Mr Thomson, who advises state entities such as wealth funds, central banks and pension funds, declined to name particular countries as candidates for new state funds. The annual average price of copper has more than quadrupled during the past decade, while the average cost of oil surged almost four times, bolstering the assets of African state funds.
The average price of gold, for which SA is the continent’s biggest producer, surged more than 300% since 2003.
Africa’s biggest sovereign wealth fund is Algeria’s $77.2bn Revenue Regulation Fund, the Sovereign Wealth Fund Institute said. The Algerian fund is followed by the $65bn Libyan Investment Authority and Botswana’s $6.9bn Pula Fund.
Tanzania, the holder of the second-largest natural gas resources in East Africa, was considering starting a state-owned investment vehicle using income earned from the fuel, President Jakaya Kikwete said in August.
The Zimbabwean government in December said that it had created a sovereign wealth fund after it compelled foreign-owned companies to sell 51% stakes to Zimbabweans under its indigenisation initiative.
Mozambique was mulling starting an investment pool, the head of global sovereign markets strategy at UBS, Massimiliano Castelli, said in March.
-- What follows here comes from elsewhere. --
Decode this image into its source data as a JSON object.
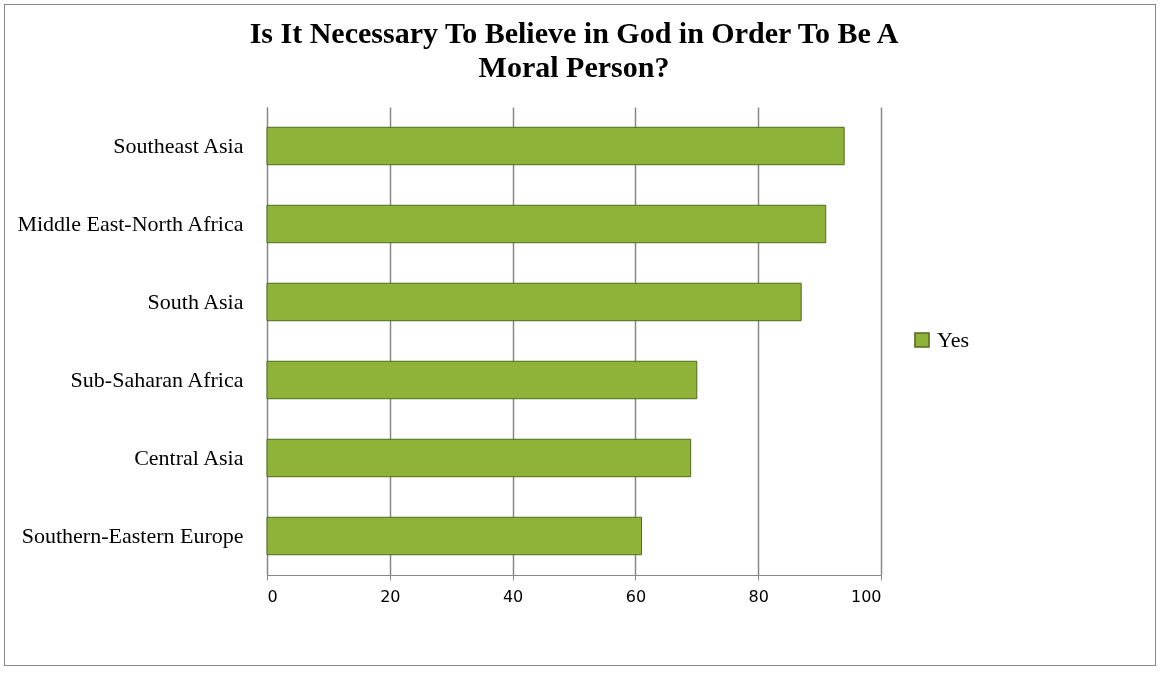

Sierra Leone President Ernest Bai Koroma proposed setting up a state fund with the proceeds from the mining industry, Reuters reported in October.
Sovereign funds around the world were shifting their investments from the developed world into emerging-market assets, Mr Thomson said.
They were buying mostly debt and equity in public markets in developing regions, he said, without quantifying.
State funds were also increasingly joining forces in their investments, partly investing in alternative assets, such as infrastructure and real estate, including airports and utility companies, Mr Thomson said.
The wealth funds of Russia and China in June last year started a joint private-equity fund mainly targeting transactions in Russian forestry, logistics and agriculture. Sovereign funds’ investments in alternative assets may face less competition from other investors, including pension funds and insurers in developed markets, that face increasing constraints due to tightening regulations, Mr Thomson said.
European Union regulators are setting up new regulations, known as Solvency 2, aimed at making insurers safer by harmonising the way they allocate capital against the risks they take.
"Solvency 2 is making insurance companies change their investment behaviour in order to meet regulation," he said.
"That provides the opportunity for sovereign funds to invest in assets that insurance companies used to invest in and now perhaps they are finding it more difficult under new regulation," Mr Thomson said.